Multimodal manipulation recordings from a bimanual setup with vision-based tactile sensors and motion capture.

Tactile intensity timeline

30 episodes · 138.4 min total · 87.9 min (66%) of confirmed bimanual tactile contact · 3× RGB-D cameras + 2× GelSight + 3-body OptiTrack.

At a glance

Tasks motherboard (more coming)
Episodes 30
Total duration 138.4 min (median 4 min/episode, longest 19 min)
Tactile contact 87.9 min / 66% of frames (4,136 contact events, median 0.73 s each)
Cameras 3× Intel RealSense D415 (color + depth, 480×640, 30 FPS)
Tactile 2× GelSight Mini (left / right, 480×640, ~25 FPS)
Motion capture OptiTrack VRPN, 3 rigid bodies, ~120 Hz
License CC-BY-4.0

Comparison table

Recording setup

Stream Hardware Native shape Rate
3× RealSense color Intel D415 (serials 143322063538, 104122062574, 217222066989) 480×640×3 uint8 (BGR) 30 FPS
3× RealSense depth same 480×640 uint16 (mm) 30 FPS
2× GelSight tactile GelSight Mini (left / right) 480×640×3 uint8 ~25 FPS, resampled to camera ticks
3× OptiTrack rigid bodies motherboard, sensor_left, sensor_right 7-vector (x, y, z, qx, qy, qz, qw) ~120 Hz

All streams share a common monotonic timestamp axis recorded under timestamps.

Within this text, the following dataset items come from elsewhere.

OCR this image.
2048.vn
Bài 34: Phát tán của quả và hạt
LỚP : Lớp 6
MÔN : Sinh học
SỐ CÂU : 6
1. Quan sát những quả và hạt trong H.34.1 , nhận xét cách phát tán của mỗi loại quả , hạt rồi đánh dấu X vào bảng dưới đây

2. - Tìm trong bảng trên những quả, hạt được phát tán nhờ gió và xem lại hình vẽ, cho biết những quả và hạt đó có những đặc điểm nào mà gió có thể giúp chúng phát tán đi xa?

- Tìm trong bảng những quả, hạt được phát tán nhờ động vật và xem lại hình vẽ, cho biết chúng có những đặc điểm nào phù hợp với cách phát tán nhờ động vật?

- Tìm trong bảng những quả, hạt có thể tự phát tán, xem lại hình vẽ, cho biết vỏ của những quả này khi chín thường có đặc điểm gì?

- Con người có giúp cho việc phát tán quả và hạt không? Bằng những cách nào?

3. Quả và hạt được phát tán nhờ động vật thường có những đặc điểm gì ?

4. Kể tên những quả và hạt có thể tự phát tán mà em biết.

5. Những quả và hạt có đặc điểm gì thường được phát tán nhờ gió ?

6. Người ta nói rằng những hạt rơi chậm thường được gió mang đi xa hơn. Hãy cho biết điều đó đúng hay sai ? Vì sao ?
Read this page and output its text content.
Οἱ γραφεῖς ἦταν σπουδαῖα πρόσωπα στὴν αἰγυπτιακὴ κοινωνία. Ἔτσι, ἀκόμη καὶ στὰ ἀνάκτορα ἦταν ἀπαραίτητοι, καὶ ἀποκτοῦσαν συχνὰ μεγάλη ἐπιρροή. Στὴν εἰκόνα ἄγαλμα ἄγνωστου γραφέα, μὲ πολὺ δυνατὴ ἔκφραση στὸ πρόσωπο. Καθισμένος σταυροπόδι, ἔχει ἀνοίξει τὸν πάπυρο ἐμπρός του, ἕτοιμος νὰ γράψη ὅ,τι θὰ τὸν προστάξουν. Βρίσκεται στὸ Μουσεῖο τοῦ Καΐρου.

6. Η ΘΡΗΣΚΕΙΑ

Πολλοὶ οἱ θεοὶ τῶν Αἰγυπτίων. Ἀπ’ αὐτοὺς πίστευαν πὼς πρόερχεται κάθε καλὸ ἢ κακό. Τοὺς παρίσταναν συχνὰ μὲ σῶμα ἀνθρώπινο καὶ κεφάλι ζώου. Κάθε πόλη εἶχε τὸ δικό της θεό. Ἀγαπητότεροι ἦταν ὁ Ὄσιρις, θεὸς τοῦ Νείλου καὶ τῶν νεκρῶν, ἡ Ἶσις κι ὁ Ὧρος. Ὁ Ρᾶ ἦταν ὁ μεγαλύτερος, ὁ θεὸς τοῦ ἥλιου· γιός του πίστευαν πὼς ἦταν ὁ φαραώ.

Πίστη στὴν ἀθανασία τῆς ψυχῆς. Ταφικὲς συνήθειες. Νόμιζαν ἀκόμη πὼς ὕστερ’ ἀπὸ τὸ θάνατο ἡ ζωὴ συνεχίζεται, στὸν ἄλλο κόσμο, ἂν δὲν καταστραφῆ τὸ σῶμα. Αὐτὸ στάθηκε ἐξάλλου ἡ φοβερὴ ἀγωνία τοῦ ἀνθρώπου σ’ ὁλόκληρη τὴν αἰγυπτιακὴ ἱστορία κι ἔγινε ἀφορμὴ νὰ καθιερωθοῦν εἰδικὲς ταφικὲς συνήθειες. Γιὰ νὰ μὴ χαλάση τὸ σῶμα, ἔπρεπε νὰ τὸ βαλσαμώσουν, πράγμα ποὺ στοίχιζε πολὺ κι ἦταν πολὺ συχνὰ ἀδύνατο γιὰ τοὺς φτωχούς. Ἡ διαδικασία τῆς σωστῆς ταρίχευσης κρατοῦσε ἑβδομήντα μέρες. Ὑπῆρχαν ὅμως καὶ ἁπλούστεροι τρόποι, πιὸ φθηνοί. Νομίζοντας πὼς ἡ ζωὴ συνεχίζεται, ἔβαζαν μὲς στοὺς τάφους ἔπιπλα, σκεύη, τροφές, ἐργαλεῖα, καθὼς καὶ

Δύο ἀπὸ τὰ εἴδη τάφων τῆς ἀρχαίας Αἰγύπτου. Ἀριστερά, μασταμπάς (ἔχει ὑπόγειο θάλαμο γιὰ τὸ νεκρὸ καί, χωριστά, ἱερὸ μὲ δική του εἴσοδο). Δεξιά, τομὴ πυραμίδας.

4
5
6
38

Per-tracker OptiTrack streams carry their own higher-rate timestamps under optitrack/<body>/timestamps.

Tasks

The dataset is organized task-first so new tasks can be added without renaming or recompute.

Task Description Dates Episodes
motherboard Bimanual manipulation of components on a computer motherboard 2026-03-23, 2026-05-10, 2026-05-11 30

tasks.json at the repo root is the source of truth for the task registry.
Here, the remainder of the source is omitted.